Working “Under the Table” and its Effect on Social Security Disability Applications
While applying for or receiving Social Security disability benefits, whether or not an applicant is working is crucial to the Social Security Administration’s (SSA) analysis of the case. If an applicant is working above substantial gainful activity (SGA), a paid dollar amount per month that rises with inflation, it becomes difficult, if not impossible, to successfully argue that an applicant is disabled, no matter what that conditions and struggles an applicant has. Often, the SSA gets information about the applicant’s work activity from employers who report wages and withhold taxes from standard paychecks. In that situation, it will become obvious fairly quickly if an applicant is working, as well as working above SGA.

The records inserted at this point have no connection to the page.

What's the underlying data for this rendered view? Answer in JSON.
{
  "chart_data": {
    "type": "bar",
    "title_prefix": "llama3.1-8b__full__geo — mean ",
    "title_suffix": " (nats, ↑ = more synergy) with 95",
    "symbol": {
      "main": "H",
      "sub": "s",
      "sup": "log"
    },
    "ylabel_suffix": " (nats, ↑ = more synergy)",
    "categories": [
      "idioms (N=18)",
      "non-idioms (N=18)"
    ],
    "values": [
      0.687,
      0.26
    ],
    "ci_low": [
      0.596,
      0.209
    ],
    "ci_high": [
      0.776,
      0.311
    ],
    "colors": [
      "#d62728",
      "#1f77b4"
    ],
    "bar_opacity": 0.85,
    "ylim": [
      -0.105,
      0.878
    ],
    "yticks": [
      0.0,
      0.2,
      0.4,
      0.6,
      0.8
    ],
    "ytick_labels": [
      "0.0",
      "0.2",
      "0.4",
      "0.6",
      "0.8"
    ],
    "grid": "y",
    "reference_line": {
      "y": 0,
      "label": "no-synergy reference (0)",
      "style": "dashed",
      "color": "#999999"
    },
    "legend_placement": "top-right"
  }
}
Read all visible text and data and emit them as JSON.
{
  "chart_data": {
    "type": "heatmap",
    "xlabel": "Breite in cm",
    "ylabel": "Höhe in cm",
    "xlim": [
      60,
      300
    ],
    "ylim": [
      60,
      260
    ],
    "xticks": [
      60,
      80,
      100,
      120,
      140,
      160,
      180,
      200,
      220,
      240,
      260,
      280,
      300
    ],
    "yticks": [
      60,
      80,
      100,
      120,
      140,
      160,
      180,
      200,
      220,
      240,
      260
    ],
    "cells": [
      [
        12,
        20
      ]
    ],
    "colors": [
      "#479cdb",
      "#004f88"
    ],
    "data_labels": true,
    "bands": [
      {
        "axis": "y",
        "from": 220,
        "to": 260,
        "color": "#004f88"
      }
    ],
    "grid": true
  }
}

Things become more difficult, however, if an applicant is doing “under the table” work, or work that is not reported to the SSA. This is more frequent in cash-based employment, or in more informal employment arrangements. SGA rules still apply in these situations, and it is imperative that an applicant is honest about any work, under the table or not, that he or she is performing while applying for disability. Through frank discussion with the applicant’s Social Security Disability attorney, they can discuss the ramifications of work on any given case. It is all the more important to be honest about under the table work, as it will reflect poorly on an applicant’s credibility in situations where evidence of unreported work is discovered in records or from third parties.
If an applicant is found to have been working above SGA after already being approved for benefits, for example, it could result in investigations by the SSA, along with forfeiture of the benefits already disbursed by the same. In these situations, honesty is absolutely the best policy.